Esses resultados controversos destacam o fato de que a taxa ideal de UF e o perfil de pacientes respondedores não são totalmente compreendidos. Uma recomendação geral importante é que o enchimento capilar intersticial diminui à medida que volume é removido e taxas de UF > 250ml/h normalmente não devem ser prescritas. Além disso, pacientes com IC direita ou com fração de ejeção preservada são dependentes da pré-carga e não toleram taxas de UF maiores que 50-100ml/h. Uma boa tática, tanto para a UF quanto para a diureticoterapia otimizada, é de usar o “peso seco” que antecedeu a descompensação como alvo terapêutico.

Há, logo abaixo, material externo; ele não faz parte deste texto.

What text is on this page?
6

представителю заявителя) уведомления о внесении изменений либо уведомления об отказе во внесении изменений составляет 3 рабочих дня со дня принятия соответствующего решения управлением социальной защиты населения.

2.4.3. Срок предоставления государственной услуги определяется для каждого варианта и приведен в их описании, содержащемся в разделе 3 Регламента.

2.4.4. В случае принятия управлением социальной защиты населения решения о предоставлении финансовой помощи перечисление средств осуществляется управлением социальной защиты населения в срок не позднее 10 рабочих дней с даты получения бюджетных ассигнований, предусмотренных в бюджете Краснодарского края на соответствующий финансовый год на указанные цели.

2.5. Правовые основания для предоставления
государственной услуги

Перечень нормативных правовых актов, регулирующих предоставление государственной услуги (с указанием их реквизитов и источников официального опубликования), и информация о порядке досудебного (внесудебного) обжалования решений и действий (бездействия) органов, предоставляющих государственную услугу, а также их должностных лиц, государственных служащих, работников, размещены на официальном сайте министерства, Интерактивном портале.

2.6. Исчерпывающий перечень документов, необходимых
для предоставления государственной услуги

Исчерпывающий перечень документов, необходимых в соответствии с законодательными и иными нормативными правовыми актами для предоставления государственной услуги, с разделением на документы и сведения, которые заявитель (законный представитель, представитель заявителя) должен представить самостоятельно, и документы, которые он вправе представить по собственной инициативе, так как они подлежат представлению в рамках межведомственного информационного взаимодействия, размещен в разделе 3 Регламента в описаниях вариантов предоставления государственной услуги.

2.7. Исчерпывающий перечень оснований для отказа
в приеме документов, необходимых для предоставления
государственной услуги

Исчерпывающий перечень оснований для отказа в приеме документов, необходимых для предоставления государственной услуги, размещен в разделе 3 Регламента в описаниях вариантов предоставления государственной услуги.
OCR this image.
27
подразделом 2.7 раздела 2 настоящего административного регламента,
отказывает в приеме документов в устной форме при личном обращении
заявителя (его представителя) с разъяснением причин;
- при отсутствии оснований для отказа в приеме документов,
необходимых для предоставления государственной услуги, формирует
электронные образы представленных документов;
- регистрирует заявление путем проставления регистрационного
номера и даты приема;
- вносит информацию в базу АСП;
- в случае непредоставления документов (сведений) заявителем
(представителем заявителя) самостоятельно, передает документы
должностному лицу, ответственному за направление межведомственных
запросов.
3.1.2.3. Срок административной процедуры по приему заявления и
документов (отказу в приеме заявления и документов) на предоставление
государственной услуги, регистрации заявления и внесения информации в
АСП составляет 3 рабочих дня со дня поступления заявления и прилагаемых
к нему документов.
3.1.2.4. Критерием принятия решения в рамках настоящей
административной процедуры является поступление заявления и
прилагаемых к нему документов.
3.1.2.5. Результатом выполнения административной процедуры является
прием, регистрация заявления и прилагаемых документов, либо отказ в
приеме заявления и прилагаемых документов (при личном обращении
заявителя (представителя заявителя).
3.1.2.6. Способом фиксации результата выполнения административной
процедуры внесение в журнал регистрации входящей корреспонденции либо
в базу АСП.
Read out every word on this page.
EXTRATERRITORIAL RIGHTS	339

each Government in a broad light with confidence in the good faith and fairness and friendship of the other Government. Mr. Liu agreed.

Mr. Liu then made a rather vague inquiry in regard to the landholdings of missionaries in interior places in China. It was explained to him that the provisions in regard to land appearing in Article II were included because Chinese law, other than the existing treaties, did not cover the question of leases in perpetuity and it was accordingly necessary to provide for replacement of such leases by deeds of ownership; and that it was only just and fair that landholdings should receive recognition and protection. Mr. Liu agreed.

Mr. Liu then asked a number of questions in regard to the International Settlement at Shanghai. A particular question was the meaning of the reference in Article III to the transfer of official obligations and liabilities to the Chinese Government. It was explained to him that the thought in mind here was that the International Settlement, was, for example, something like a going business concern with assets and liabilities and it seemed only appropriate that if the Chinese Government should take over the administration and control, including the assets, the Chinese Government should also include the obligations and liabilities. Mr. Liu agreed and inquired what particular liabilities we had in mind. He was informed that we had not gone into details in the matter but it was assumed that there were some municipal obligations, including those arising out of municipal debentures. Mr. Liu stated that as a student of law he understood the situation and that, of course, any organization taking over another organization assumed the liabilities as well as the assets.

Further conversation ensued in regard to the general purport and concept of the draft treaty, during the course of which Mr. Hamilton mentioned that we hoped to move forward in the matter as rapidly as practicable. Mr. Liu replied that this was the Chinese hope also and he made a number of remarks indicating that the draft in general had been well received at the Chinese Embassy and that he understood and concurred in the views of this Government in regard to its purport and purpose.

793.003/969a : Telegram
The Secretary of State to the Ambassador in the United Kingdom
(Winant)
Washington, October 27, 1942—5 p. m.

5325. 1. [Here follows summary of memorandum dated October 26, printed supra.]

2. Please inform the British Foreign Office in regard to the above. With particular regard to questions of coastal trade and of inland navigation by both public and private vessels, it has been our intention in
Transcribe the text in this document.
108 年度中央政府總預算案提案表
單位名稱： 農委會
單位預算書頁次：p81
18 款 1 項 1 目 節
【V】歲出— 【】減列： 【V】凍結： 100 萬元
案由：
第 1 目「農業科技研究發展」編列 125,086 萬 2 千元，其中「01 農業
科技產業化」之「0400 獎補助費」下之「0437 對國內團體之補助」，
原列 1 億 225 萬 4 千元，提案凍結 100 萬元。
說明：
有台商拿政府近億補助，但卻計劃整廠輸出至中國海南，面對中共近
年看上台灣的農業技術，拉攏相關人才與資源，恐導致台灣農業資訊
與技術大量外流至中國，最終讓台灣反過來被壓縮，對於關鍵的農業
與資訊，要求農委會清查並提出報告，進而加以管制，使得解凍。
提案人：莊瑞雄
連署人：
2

Como não há evidência definitiva que favoreça a terapia dialítica na IC descompensada com sobrecarga hídrica, as diretrizes atuais indicam seu uso somente em pacientes com resistência diurética. A diretriz europeia recomenda os seguintes critérios para indicar terapias de substituição renal em doentes com sobrecarga hídrica refratária: oligúria não-responsiva a medidas farmacológicas, hipercalemia grave (K > 6,5mEq/L), acidemia grave (pH < 7,2), uréia > 150mg/dL e creatinina > 3,4mg/dL.
Nota: A diálise peritoneal (PD) é outra opção terapêutica, mas que pode ser realizada em casa, utilizando o peritônio como filtro. Estudos sugerem que a DP é viável e segura, e que pode reduzir o peso corporal e melhorar os sintomas e o estado funcional.